The two consumer migrations:

- **Kernel**: drops `kernel-make-env`, `kernel-extend-env`, `kernel-env-bind!`, `kernel-env-has?`, `kernel-env-lookup`. Replaces with `refl-*` calls on the canonical shape. Rename `:knl-tag` → `:refl-tag`. No semantic change.
- **Tcl**: keeps its `{:level :locals :parent}` shape but defines a Tcl-cfg adapter. `frame-lookup` becomes `(refl-env-lookup-with tcl-frame-cfg frame name)`. `frame-set-top` stays where it is — Tcl needs functional updates for the assoc-back-to-interp chain. The kit accommodates both, just like `match.sx` accommodates miniKanren's wire shape and Haskell's term shape.

## Roadmap

### Phase 1 — Skeleton + Kernel migration

- [ ] Create `lib/guest/reflective/env.sx` with the canonical wire shape and mutable defaults.
- [ ] Migrate `lib/kernel/eval.sx` to use `refl-make-env` / `refl-extend-env` / `refl-env-*`. Rename `:knl-tag` → `:refl-tag` in env values only (operatives/applicatives keep their own tags for now).
- [ ] All 322 Kernel tests must stay green.

### Phase 2 — Tcl adapter

- [ ] Add `tcl-frame-cfg` in `lib/tcl/runtime.sx`. Wire it through `frame-lookup` and `tcl-frame-nth` callers via `refl-env-lookup-with`. Keep Tcl's level/locals/parent shape unchanged.
- [ ] Tcl test suite (must not regress).

### Phase 3 — Documentation + cross-reference

- [ ] Update `plans/kernel-on-sx.md` to mark Phase 7's *env.sx* extraction as DONE (one of six). Keep the other five blocked.
- [ ] Add `lib/guest/reflective/env.sx` header docstring listing both consumers and pointing at this plan.
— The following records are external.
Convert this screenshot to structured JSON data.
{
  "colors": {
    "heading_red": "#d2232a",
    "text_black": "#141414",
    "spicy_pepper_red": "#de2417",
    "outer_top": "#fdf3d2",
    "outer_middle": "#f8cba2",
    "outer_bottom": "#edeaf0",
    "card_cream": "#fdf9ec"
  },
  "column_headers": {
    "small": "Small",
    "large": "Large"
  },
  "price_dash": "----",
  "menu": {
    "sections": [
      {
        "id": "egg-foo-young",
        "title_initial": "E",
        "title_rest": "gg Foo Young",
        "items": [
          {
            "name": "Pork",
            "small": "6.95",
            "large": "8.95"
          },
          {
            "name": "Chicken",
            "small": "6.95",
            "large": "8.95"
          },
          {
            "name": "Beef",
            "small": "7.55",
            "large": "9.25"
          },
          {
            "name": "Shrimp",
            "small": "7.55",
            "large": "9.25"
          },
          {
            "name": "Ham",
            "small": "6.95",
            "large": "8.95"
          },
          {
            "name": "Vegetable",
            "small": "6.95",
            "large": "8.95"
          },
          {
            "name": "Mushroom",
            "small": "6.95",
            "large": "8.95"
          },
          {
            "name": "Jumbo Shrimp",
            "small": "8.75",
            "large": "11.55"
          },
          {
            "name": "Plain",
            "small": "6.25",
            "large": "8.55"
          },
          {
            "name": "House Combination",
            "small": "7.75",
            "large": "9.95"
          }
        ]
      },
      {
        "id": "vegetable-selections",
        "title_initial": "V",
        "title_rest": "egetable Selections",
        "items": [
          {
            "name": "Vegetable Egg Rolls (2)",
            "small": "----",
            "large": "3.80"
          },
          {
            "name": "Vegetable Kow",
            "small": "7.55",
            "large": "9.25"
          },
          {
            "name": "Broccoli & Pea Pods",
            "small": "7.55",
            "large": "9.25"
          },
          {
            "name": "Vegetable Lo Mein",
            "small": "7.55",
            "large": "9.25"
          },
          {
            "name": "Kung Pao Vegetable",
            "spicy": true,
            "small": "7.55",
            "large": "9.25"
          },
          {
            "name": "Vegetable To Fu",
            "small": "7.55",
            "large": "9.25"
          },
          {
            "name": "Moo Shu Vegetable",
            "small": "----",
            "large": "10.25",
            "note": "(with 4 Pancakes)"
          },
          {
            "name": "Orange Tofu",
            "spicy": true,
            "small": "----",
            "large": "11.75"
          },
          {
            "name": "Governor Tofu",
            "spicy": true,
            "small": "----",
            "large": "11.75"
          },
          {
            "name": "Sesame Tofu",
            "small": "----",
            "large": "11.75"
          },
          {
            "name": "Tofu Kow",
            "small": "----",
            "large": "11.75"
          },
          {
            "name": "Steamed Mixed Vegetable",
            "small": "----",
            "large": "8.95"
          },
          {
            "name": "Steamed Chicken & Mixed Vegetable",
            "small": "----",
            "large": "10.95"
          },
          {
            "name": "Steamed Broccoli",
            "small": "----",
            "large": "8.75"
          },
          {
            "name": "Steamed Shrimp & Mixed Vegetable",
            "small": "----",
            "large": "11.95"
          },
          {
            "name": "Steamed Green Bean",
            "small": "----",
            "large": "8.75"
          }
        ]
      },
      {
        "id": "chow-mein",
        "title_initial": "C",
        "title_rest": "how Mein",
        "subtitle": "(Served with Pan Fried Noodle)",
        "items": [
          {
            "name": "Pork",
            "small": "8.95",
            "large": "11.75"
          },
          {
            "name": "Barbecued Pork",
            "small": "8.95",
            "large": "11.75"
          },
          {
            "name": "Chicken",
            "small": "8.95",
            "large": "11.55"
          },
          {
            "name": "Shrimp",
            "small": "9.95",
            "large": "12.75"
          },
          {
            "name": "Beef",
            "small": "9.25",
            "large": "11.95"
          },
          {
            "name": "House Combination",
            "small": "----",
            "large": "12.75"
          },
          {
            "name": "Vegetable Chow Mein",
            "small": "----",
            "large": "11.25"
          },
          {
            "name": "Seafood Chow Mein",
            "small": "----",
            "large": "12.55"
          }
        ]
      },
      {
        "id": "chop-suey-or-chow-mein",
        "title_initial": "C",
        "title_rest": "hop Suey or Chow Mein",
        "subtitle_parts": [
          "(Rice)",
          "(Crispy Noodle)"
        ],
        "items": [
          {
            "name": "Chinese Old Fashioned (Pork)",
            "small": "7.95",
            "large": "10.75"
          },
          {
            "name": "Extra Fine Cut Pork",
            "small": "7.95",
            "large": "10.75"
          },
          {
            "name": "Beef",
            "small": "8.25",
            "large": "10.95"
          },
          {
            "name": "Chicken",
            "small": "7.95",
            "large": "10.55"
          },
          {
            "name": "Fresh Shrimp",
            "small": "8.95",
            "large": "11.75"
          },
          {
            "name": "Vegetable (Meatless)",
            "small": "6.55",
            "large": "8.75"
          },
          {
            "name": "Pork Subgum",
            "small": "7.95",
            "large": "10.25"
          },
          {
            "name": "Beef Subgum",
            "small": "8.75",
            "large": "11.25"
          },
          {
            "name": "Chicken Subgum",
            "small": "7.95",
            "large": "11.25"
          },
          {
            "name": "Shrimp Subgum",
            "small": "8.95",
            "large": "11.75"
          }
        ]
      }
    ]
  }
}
### Phase 4 — Quick wins identified along the way

- [ ] Tcl's `tcl-frame-nth` (index into call stack by level) is the start of a *stack-frame protocol* — separate from the scope-chain protocol. Tcl needs it; Kernel doesn't. Document as "language-specific extension on top of the shared kit"; consider extracting later if a third consumer (Scheme `call-with-values`, CL `compiler-let`) needs frame-level indexing.

## Non-goals

- **Do not extract `combiner.sx`, `evaluator.sx`, `hygiene.sx`, `quoting.sx`, or `short-circuit.sx`** in this branch. Tcl doesn't have operatives/applicatives; the two-consumer rule isn't satisfied for those files. They stay documented-only in `plans/kernel-on-sx.md` until a Scheme/Maru/CL-fexpr consumer arrives.
- **Do not change Tcl's update model to mutable**. The functional `frame-set-top` is structural — it's how Tcl threads the interp through `tcl-var-set`/`tcl-var-get`. Don't break it.
- **Do not unify the env-lookup error semantics**. Kernel raises; Tcl returns nil. The kit offers both (`refl-env-lookup` and `refl-env-lookup-or-nil`) and consumers pick.

## Validation criteria

The extraction is real iff:

1. Both consumers compile and pass their full test suites unchanged.
2. The shared `env.sx` file is ≥80 LoC (substantial enough to be worth sharing) and ≤200 LoC (small enough that the cfg adapter pattern doesn't become its own framework).
3. A third consumer in the future can adopt the kit by writing only the cfg dict — no algorithm changes to `env.sx`.

## References

- `plans/kernel-on-sx.md` — the kernel-on-sx loop's chisel notes; the six candidate API surfaces are documented there.
- `lib/guest/match.sx` — precedent for the adapter-cfg extraction pattern.
- `lib/tcl/runtime.sx` lines 5–22 (`make-frame`, `frame-lookup`, `frame-set-top`) — the Tcl consumer's current implementation.
- `lib/kernel/eval.sx` lines 39–82 (env block) — the Kernel consumer's current implementation.